Boston University School of Medicine (BUSM) researchers worked with 15 SSc patients who were treated with either one or two doses of fresolimumab, a new, unapproved drug therapy that targets a chemical mediator in the body known as TGF-beta. After seven weeks of treatment, the researchers examined the effect on skin scarring and on expression of molecular markers in the skin. In both clinical and molecular evaluations these patients showed profound decreases in skin scarring.

The researchers found that TGF-beta plays a critical role in skin scarring in patients with SSc. Although TGF-beta has long been implicated in causing scarring, this is the first clinical study to clearly show its impact on humans. The study appears online in the Journal of Clinical Investigation.

SSc is a chronic connective tissue disease generally classified as one of the autoimmune rheumatic diseases. The disease may affect the connective tissue in many parts of the body including the skin, esophagus, gastrointestinal tract (stomach and bowels), lungs, kidneys, heart and other internal organs. It also can affect blood vessels, muscles and joints. The tissues of involved organs become hard and fibrous, causing them to function less efficiently.

"Our study shows that TGF-beta plays a critical role in skin scarring in patients with systemic sclerosis," explained corresponding author Robert Lafyatis, MD, professor of medicine at BUSM and Director, BU Scleroderma Center of Research Translation. "Our results strongly indicate that targeting the TGF-beta in these patients will block skin scarring."

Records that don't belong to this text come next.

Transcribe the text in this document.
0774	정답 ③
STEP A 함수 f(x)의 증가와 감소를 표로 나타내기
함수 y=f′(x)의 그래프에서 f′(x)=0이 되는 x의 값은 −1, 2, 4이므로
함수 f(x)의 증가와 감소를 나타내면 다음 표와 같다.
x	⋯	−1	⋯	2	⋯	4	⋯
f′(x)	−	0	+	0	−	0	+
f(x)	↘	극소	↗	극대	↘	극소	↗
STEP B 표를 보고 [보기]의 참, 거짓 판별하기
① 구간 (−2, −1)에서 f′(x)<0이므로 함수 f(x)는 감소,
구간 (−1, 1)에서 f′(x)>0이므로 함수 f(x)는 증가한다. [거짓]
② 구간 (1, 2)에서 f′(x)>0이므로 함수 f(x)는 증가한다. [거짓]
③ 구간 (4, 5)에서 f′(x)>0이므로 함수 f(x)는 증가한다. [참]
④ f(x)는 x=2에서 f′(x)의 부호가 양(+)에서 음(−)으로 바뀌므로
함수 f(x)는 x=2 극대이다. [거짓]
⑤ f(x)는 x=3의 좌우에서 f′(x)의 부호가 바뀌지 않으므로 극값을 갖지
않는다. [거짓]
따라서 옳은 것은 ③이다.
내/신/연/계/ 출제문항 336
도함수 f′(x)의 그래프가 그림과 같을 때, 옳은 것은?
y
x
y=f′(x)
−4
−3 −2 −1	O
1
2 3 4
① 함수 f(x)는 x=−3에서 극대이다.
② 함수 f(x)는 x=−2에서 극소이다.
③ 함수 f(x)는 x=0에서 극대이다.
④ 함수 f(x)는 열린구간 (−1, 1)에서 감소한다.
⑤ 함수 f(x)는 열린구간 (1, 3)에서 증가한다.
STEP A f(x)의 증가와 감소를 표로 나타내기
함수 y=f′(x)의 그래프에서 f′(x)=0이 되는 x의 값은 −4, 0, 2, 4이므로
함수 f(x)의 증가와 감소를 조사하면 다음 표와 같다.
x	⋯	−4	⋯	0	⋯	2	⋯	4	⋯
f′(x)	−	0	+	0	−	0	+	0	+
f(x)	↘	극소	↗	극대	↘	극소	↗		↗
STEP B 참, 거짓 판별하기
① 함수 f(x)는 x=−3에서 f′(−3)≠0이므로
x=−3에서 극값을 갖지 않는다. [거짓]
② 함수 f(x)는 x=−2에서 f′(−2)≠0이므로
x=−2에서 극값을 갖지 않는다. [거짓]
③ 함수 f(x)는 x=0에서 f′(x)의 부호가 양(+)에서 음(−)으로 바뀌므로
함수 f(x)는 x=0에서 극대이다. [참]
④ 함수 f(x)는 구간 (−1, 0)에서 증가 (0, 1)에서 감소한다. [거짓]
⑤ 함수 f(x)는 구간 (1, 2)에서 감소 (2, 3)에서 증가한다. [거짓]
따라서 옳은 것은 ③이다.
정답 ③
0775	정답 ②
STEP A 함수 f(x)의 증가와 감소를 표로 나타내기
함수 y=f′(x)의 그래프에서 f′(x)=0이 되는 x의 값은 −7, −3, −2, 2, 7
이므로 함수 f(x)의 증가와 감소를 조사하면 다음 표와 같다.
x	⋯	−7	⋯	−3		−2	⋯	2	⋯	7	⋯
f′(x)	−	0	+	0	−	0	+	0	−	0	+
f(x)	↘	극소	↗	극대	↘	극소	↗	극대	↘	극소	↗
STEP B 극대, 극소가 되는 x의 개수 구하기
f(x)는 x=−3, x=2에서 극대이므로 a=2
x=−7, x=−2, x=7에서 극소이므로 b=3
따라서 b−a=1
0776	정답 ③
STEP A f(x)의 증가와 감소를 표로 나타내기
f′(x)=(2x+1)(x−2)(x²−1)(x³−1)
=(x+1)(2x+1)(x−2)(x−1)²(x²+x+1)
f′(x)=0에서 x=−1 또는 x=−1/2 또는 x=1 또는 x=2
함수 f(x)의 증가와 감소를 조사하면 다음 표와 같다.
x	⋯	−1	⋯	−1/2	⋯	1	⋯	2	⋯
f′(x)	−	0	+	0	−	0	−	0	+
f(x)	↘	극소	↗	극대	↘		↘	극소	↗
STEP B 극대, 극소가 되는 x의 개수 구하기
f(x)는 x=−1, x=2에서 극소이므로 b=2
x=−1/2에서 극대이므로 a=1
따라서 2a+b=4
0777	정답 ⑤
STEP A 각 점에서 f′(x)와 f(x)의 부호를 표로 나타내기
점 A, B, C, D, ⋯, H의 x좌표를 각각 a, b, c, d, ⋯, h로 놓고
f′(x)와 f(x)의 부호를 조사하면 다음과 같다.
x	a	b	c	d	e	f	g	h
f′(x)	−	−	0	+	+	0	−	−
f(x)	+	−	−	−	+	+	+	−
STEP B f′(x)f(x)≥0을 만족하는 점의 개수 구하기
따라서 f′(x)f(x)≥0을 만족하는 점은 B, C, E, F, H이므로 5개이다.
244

According to the researchers proving that TGF-beta can block scarring may provide a major treatment advance for scarring-mediated organ dysfunction common to many diseases including lung fibrosis in idiopathic or radiation induced pulmonary fibrosis, liver fibrosis from viruses or toxins, kidney fibrosis from diabetes and other less common kidney diseases, and heart fibrosis that occurs after heart attacks and during heart failure.

A larger study with a placebo-treated group of patients is needed to confirm these results.